“O equilíbrio está no diálogo entre a renovação do legado e o risco do que falta criar”

Fotografia: Paulo Pacheco

Fotografia: Paulo Pacheco

5 perguntas a Rui Torrinha, director dos Festivais Gil Vicente. O certame de teatro contemporâneo acontece entre esta quinta-feira e 11 de Junho, em Guimarães.

Ócio – O exercício de programação é sempre uma negociação entre o desejado e o possível, mas à semelhança do que tinha acontecido com o GuiDance, os Festivais Gil Vicente têm uma programação forte e coerente. Estás numa maré de sorte?

Rui Torrinha – O objectivo tem sido fortalecer os festivais a partir de uma ideia de criação que se concretiza na escolha e planeamento das co-produções. Foi isso que fizemos, quer com o GUIdance, quer com o Gil Vicente. O elenco deste ano apresenta cinco co-produções e uma presença internacional, que cumprem o desígnio dos Festivais: propor novas dramaturgias e releituras contemporâneas de textos clássicos do teatro.

Como se transpõe para a programação um equilíbrio entre dramaturgia clássica e contemporânea?

Esse equilíbrio é procurado através da forma como os criadores/encenadores pegam nos textos clássicos e lhes conferem uma certa pertinência, um olhar fresco e por vezes disruptivo, abrindo uma perspectiva mais profunda sobre eles. Ou seja, como é que, a partir dos cânones teatrais, se pode (até) interpretar a realidade no sentido de se levantarem questões que nos permitiam reflectir sobre o nosso tempo. Há questões que são intemporais mas que se tornam mais ou menos relevantes e recorrentes em função dos contextos em que nos inserimos (social, politico, cultural, etc.). Ao mesmo tempo, a importância das novas dramaturgias coloca-se como prova vital do contributo que o festival dá à escrita da história contemporânea do teatro em Portugal, afirmando-se como um espaço de oportunidade para o lançamento ou consagração de dramaturgos portugueses. O equilíbrio do festival está no diálogo entre a ideia de renovação do legado e o risco do que falta criar.

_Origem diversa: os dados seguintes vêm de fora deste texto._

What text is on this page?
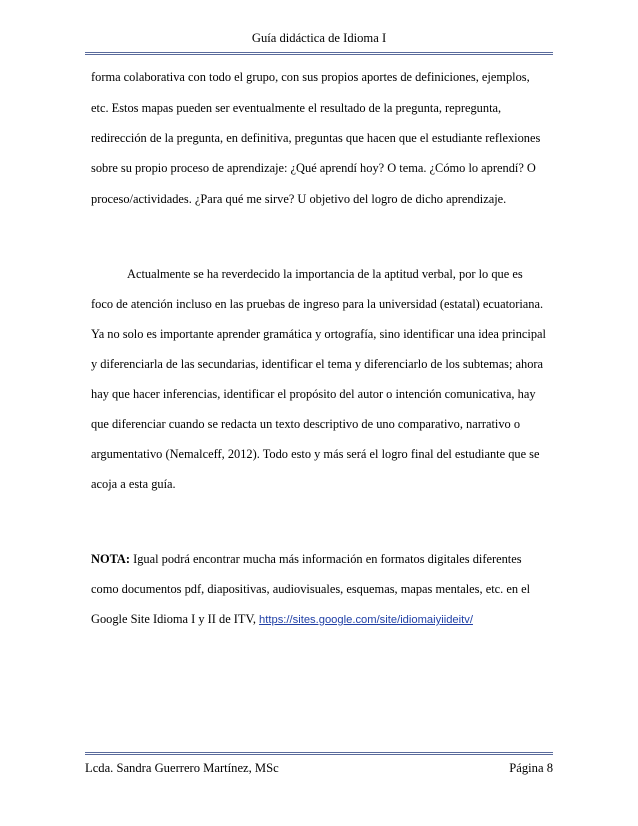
Guía didáctica de Idioma I
forma colaborativa con todo el grupo, con sus propios aportes de definiciones, ejemplos,
etc. Estos mapas pueden ser eventualmente el resultado de la pregunta, repregunta,
redirección de la pregunta, en definitiva, preguntas que hacen que el estudiante reflexiones
sobre su propio proceso de aprendizaje: ¿Qué aprendí hoy? O tema. ¿Cómo lo aprendí? O
proceso/actividades. ¿Para qué me sirve? U objetivo del logro de dicho aprendizaje.
Actualmente se ha reverdecido la importancia de la aptitud verbal, por lo que es
foco de atención incluso en las pruebas de ingreso para la universidad (estatal) ecuatoriana.
Ya no solo es importante aprender gramática y ortografía, sino identificar una idea principal
y diferenciarla de las secundarias, identificar el tema y diferenciarlo de los subtemas; ahora
hay que hacer inferencias, identificar el propósito del autor o intención comunicativa, hay
que diferenciar cuando se redacta un texto descriptivo de uno comparativo, narrativo o
argumentativo (Nemalceff, 2012). Todo esto y más será el logro final del estudiante que se
acoja a esta guía.
NOTA: Igual podrá encontrar mucha más información en formatos digitales diferentes
como documentos pdf, diapositivas, audiovisuales, esquemas, mapas mentales, etc. en el
Google Site Idioma I y II de ITV, https://sites.google.com/site/idiomaiyiideitv/
Lcda. Sandra Guerrero Martínez, MSc	Página 8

O que é que textos como “Ricardo III”, “O Misantropo” e “O Cerejal” têm para nos dizer, centenas de anos depois de terem sido escritos?

A condição humana está lá. Há questões que nunca foram devidamente descodificadas ou ganharam novos significados perante a evolução das sociedades e que importa serem “vividas” uma vez mais. São textos que nos remetem para temáticas que sempre interessaram ao homem e à sua forma de se relacionar. Que nos empurram para a necessidade de nos colocarmos em perspectiva, através de uma encenação é certo, mas com a finalidade de um reconhecimento histórico que nos permita continuar o processo de criação contemporânea e a imparável missão de abraçar o futuro. Pode dizer-se que por vezes adivinhamos o futuro nas entrelinhas do que já foi escrito, voltando a “reler” essas obras.

Incluir uma proposta internacional é uma necessidade de afirmação do festival?

A proposta internacional resulta de dois aspectos. Um, a relação com a Europa e com o mundo que a cidade continua a alimentar através das artes. A outra, o aprofundamento e acompanhamento que o projecto cultural da cidade tem com o trabalho de certos criadores, entre eles os tg STAN. Obviamente que estes aspectos têm o objectivo claro de afirmar o festival da sua especialidade e o projecto cultural em que está inserido na generalidade.

Paralelamente ao programa de espetáculos há propostas que incluem conversas sobre teatro na cidade. Ainda é preciso levar o festival à cidade?

É importante que a cidade tome conta do festival e o afirme como seu nas mais diferentes valências. Que a manifestação do teatro se faça nos seus mais diversos quadrantes: formação, debate, espectáculos e interação entre público e artistas. Há dimensões que podem crescer muitíssimo em direção à cidade e população. Continuaremos a estudar e trabalhar esse potencial em anos futuros.